The Judicial Revolution

A key element of liberalism’s ascendancy emerged in the Supreme Court under Chief Justice Earl Warren (1953–1969). In contrast to the federal courts of the Progressive Era and New Deal, which blocked reform, the Warren Court often moved ahead of Congress and public opinion. Expanding the Constitution’s promise of equality and individual rights, the Court’s decisions supported an activist government to prevent injustice and provided new protections to disadvantaged groups and accused criminals.

Following the pathbreaking Brown v. Board of Education school desegregation decision of 1954 (see “African Americans Challenge the Supreme Court and the President” in chapter 27), the Court struck down southern states’ maneuvers to avoid integration and defended protesters’ rights to freedom of assembly and speech. In addition, a unanimous Court in Loving v. Virginia (1967) invalidated state laws banning interracial marriage, calling marriage one of the “basic civil rights of man.”

Chief Justice Warren considered Baker v. Carr (1963) his most important decision. The case grew out of a complaint that inequitably drawn Tennessee electoral districts gave sparsely populated rural districts far more representatives than densely populated urban areas. Using the Fourteenth Amendment guarantee of “equal protection of the laws,” the Court established the principle of “one person, one vote” for state legislatures and for the House of Representatives. As states redrew electoral districts, legislatures became more responsive to metropolitan interests.

The Warren Court also reformed the criminal justice system, overturning a series of convictions on the grounds that the accused had been deprived of “life, liberty, or property, without due process of law,” guaranteed in the Fourteenth Amendment. In decisions that dramatically altered law enforcement practices, the Court declared that states, as well as the federal government, were subject to the Bill of Rights. Gideon v.
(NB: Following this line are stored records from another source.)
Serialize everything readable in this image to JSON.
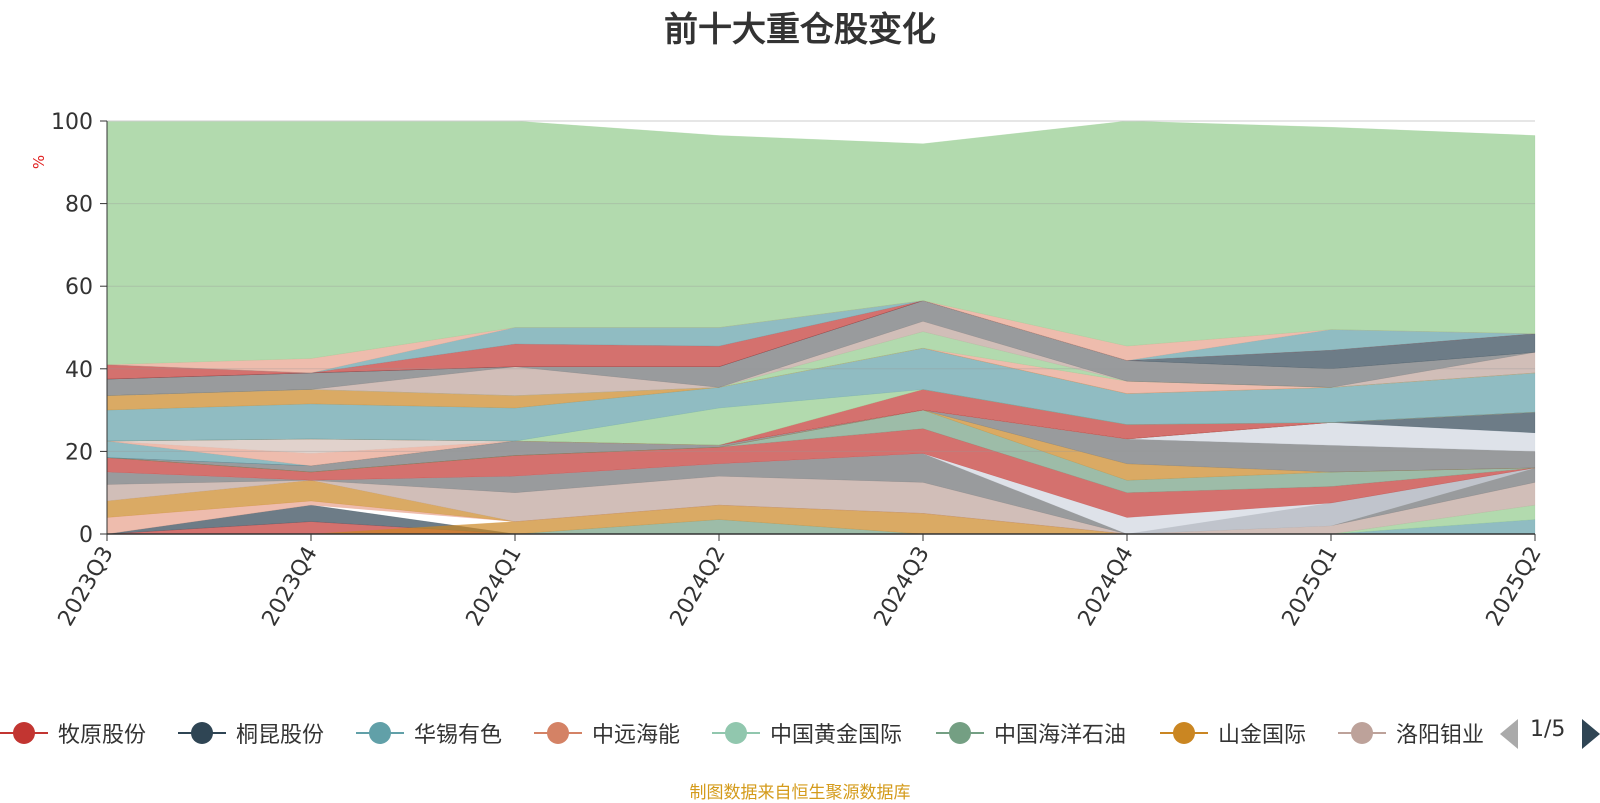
{
  "chart_data": {
    "type": "area",
    "title": "前十大重仓股变化",
    "ylabel": "%",
    "ylim": [
      0,
      100
    ],
    "yticks": [
      0,
      20,
      40,
      60,
      80,
      100
    ],
    "categories": [
      "2023Q3",
      "2023Q4",
      "2024Q1",
      "2024Q2",
      "2024Q3",
      "2024Q4",
      "2025Q1",
      "2025Q2"
    ],
    "grid": true,
    "bands": [
      {
        "color": "#c23531",
        "lower": [
          0,
          0,
          0,
          0,
          0,
          0,
          0,
          0
        ],
        "upper": [
          0,
          3,
          0,
          0,
          0,
          0,
          0,
          0
        ]
      },
      {
        "color": "#2f4554",
        "lower": [
          0,
          3,
          0,
          0,
          0,
          0,
          0,
          0
        ],
        "upper": [
          0,
          7,
          0,
          0,
          0,
          0,
          0,
          0
        ]
      },
      {
        "color": "#61a0a8",
        "lower": [
          0,
          0,
          0,
          0,
          0,
          0,
          0,
          0
        ],
        "upper": [
          0,
          0,
          0,
          0,
          0,
          0,
          0,
          3.5
        ]
      },
      {
        "color": "#91ca8c",
        "lower": [
          0,
          0,
          0,
          0,
          0,
          0,
          0,
          3.5
        ],
        "upper": [
          0,
          0,
          0,
          0,
          0,
          0,
          0,
          7
        ]
      },
      {
        "color": "#749f83",
        "lower": [
          0,
          0,
          0,
          0,
          0,
          0,
          0,
          0
        ],
        "upper": [
          0,
          0,
          0,
          3.5,
          0,
          0,
          0,
          0
        ]
      },
      {
        "color": "#ca8622",
        "lower": [
          0,
          0,
          0,
          3.5,
          0,
          0,
          0,
          0
        ],
        "upper": [
          0,
          0,
          3,
          7,
          5,
          0,
          0,
          0
        ]
      },
      {
        "color": "#bda29a",
        "lower": [
          0,
          0,
          0,
          0,
          0,
          0,
          0,
          7
        ],
        "upper": [
          0,
          0,
          0,
          0,
          0,
          0,
          2,
          12.5
        ]
      },
      {
        "color": "#6e7074",
        "lower": [
          0,
          0,
          0,
          0,
          0,
          0,
          2,
          12.5
        ],
        "upper": [
          0,
          0,
          0,
          0,
          0,
          0,
          7.5,
          16
        ]
      },
      {
        "color": "#e7a08a",
        "lower": [
          0,
          7,
          3,
          7,
          5,
          0,
          0,
          0
        ],
        "upper": [
          4,
          8,
          3,
          7,
          5,
          0,
          0,
          0
        ]
      },
      {
        "color": "#ca8622",
        "lower": [
          4,
          8,
          3,
          7,
          5,
          0,
          0,
          0
        ],
        "upper": [
          8,
          13,
          3,
          7,
          5,
          0,
          0,
          0
        ]
      },
      {
        "color": "#bda29a",
        "lower": [
          8,
          13,
          3,
          7,
          5,
          0,
          0,
          0
        ],
        "upper": [
          12,
          13,
          10,
          14,
          12.5,
          0,
          0,
          0
        ]
      },
      {
        "color": "#6e7074",
        "lower": [
          12,
          13,
          10,
          14,
          12.5,
          0,
          0,
          0
        ],
        "upper": [
          15,
          13,
          14,
          17,
          19.5,
          0,
          0,
          0
        ]
      },
      {
        "color": "#d0d6e0",
        "lower": [
          15,
          13,
          14,
          17,
          19.5,
          0,
          2,
          16
        ],
        "upper": [
          15,
          13,
          14,
          17,
          19.5,
          4,
          7.5,
          16
        ]
      },
      {
        "color": "#c23531",
        "lower": [
          15,
          13,
          14,
          17,
          19.5,
          4,
          7.5,
          16
        ],
        "upper": [
          18.5,
          15,
          19,
          21,
          25.5,
          10,
          11.5,
          16
        ]
      },
      {
        "color": "#749f83",
        "lower": [
          18.5,
          15,
          19,
          21,
          25.5,
          10,
          11.5,
          16
        ],
        "upper": [
          18.5,
          15,
          19,
          21,
          30,
          13,
          15,
          16
        ]
      },
      {
        "color": "#ca8622",
        "lower": [
          18.5,
          15,
          19,
          21,
          30,
          13,
          15,
          16
        ],
        "upper": [
          18.5,
          15,
          19,
          21,
          30,
          17,
          15,
          16
        ]
      },
      {
        "color": "#6e7074",
        "lower": [
          18.5,
          15,
          19,
          21,
          30,
          17,
          15,
          16
        ],
        "upper": [
          18.5,
          16.5,
          22.5,
          21.5,
          30,
          23,
          21.5,
          20
        ]
      },
      {
        "color": "#d0d6e0",
        "lower": [
          18.5,
          16.5,
          22.5,
          21.5,
          30,
          23,
          21.5,
          20
        ],
        "upper": [
          18.5,
          16.5,
          22.5,
          21.5,
          30,
          23,
          27,
          24.5
        ]
      },
      {
        "color": "#2f4554",
        "lower": [
          18.5,
          16.5,
          22.5,
          21.5,
          30,
          23,
          27,
          24.5
        ],
        "upper": [
          18.5,
          16.5,
          22.5,
          21.5,
          30,
          23,
          27,
          29.5
        ]
      },
      {
        "color": "#61a0a8",
        "lower": [
          18.5,
          16.5,
          22.5,
          21.5,
          30,
          23,
          27,
          29.5
        ],
        "upper": [
          22.5,
          16.5,
          22.5,
          21.5,
          30,
          23,
          27,
          29.5
        ]
      },
      {
        "color": "#e7a08a",
        "lower": [
          22.5,
          16.5,
          22.5,
          21.5,
          30,
          23,
          27,
          29.5
        ],
        "upper": [
          22.5,
          19.5,
          22.5,
          21.5,
          30,
          23,
          27,
          29.5
        ]
      },
      {
        "color": "#d4bfb7",
        "lower": [
          22.5,
          19.5,
          22.5,
          21.5,
          30,
          23,
          27,
          29.5
        ],
        "upper": [
          22.5,
          23,
          22.5,
          21.5,
          30,
          23,
          27,
          29.5
        ]
      },
      {
        "color": "#c23531",
        "lower": [
          22.5,
          23,
          22.5,
          21.5,
          30,
          23,
          27,
          29.5
        ],
        "upper": [
          22.5,
          23,
          22.5,
          21.5,
          35,
          26.5,
          27,
          29.5
        ]
      },
      {
        "color": "#91ca8c",
        "lower": [
          22.5,
          23,
          22.5,
          21.5,
          35,
          26.5,
          27,
          29.5
        ],
        "upper": [
          22.5,
          23,
          22.5,
          30.5,
          35,
          26.5,
          27,
          29.5
        ]
      },
      {
        "color": "#61a0a8",
        "lower": [
          22.5,
          23,
          22.5,
          30.5,
          35,
          26.5,
          27,
          29.5
        ],
        "upper": [
          30,
          31.5,
          30.5,
          35.5,
          45,
          34,
          35.5,
          39
        ]
      },
      {
        "color": "#ca8622",
        "lower": [
          30,
          31.5,
          30.5,
          35.5,
          45,
          34,
          35.5,
          39
        ],
        "upper": [
          33.5,
          35,
          33.5,
          35.5,
          45,
          34,
          35.5,
          39
        ]
      },
      {
        "color": "#e7a08a",
        "lower": [
          33.5,
          35,
          33.5,
          35.5,
          45,
          34,
          35.5,
          39
        ],
        "upper": [
          33.5,
          35,
          33.5,
          35.5,
          45,
          37,
          35.5,
          39
        ]
      },
      {
        "color": "#91ca8c",
        "lower": [
          33.5,
          35,
          33.5,
          35.5,
          45,
          37,
          35.5,
          39
        ],
        "upper": [
          33.5,
          35,
          33.5,
          35.5,
          49,
          37,
          35.5,
          39
        ]
      },
      {
        "color": "#bda29a",
        "lower": [
          33.5,
          35,
          33.5,
          35.5,
          49,
          37,
          35.5,
          39
        ],
        "upper": [
          33.5,
          35,
          40.5,
          35.5,
          51.5,
          37,
          35.5,
          44
        ]
      },
      {
        "color": "#6e7074",
        "lower": [
          33.5,
          35,
          40.5,
          35.5,
          51.5,
          37,
          35.5,
          44
        ],
        "upper": [
          37.5,
          39,
          40.5,
          40.5,
          56.5,
          42,
          40,
          44
        ]
      },
      {
        "color": "#2f4554",
        "lower": [
          37.5,
          39,
          40.5,
          40.5,
          56.5,
          42,
          40,
          44
        ],
        "upper": [
          37.5,
          39,
          40.5,
          40.5,
          56.5,
          42,
          44.5,
          48.5
        ]
      },
      {
        "color": "#c23531",
        "lower": [
          37.5,
          39,
          40.5,
          40.5,
          56.5,
          42,
          44.5,
          48.5
        ],
        "upper": [
          41,
          39,
          46,
          45.5,
          56.5,
          42,
          44.5,
          48.5
        ]
      },
      {
        "color": "#61a0a8",
        "lower": [
          41,
          39,
          46,
          45.5,
          56.5,
          42,
          44.5,
          48.5
        ],
        "upper": [
          41,
          39,
          50,
          50,
          56.5,
          42,
          49.5,
          48.5
        ]
      },
      {
        "color": "#e7a08a",
        "lower": [
          41,
          39,
          50,
          50,
          56.5,
          42,
          49.5,
          48.5
        ],
        "upper": [
          41,
          42.5,
          50,
          50,
          56.5,
          45.5,
          49.5,
          48.5
        ]
      },
      {
        "color": "#91ca8c",
        "lower": [
          41,
          42.5,
          50,
          50,
          56.5,
          45.5,
          49.5,
          48.5
        ],
        "upper": [
          100,
          100,
          100,
          96.5,
          94.5,
          100,
          98.5,
          96.5
        ]
      }
    ]
  },
  "legend": {
    "items": [
      {
        "label": "牧原股份",
        "color": "#c23531"
      },
      {
        "label": "桐昆股份",
        "color": "#2f4554"
      },
      {
        "label": "华锡有色",
        "color": "#61a0a8"
      },
      {
        "label": "中远海能",
        "color": "#d48265"
      },
      {
        "label": "中国黄金国际",
        "color": "#91c7ae"
      },
      {
        "label": "中国海洋石油",
        "color": "#749f83"
      },
      {
        "label": "山金国际",
        "color": "#ca8622"
      },
      {
        "label": "洛阳钼业",
        "color": "#bda29a"
      }
    ],
    "page_text": "1/5"
  },
  "source_note": "制图数据来自恒生聚源数据库"
}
Wainwright (1963) ruled that when an accused criminal could not afford to hire a lawyer, the state had to provide one. Miranda v. Arizona (1966) required police officers to inform suspects of their rights upon arrest. The Court also overturned convictions based on evidence obtained by unlawful arrest, by electronic surveillance, or without a search warrant. Critics accused the justices of “handcuffing the police” and letting criminals go free; liberals argued that these rulings promoted equal treatment in the criminal justice system.

> ANALYZE EVIDENCE

What do the major Supreme Court decisions of the 1960s suggest about how the Court viewed the role of the federal government and the importance of individual rights?

The Court’s decisions on religion provoked even greater outrage. Abington School District v. Schempp (1963) ruled that requiring Bible reading and prayer in public schools violated the First Amendment principle of separation of church and state. Later judgments banned official prayer in public schools even if students were not required to participate. The Court’s supporters declared that these decisions protected the rights of non-Christians and atheists and left students perfectly free to pray on their own, but the decisions infuriated many Christians. Billboards demanding “Impeach Earl Warren” spoke for critics of the Court, who joined a larger backlash mounting against Great Society liberalism.

> QUICK REVIEW

How did the Kennedy and Johnson administrations exemplify a liberal vision of the federal government?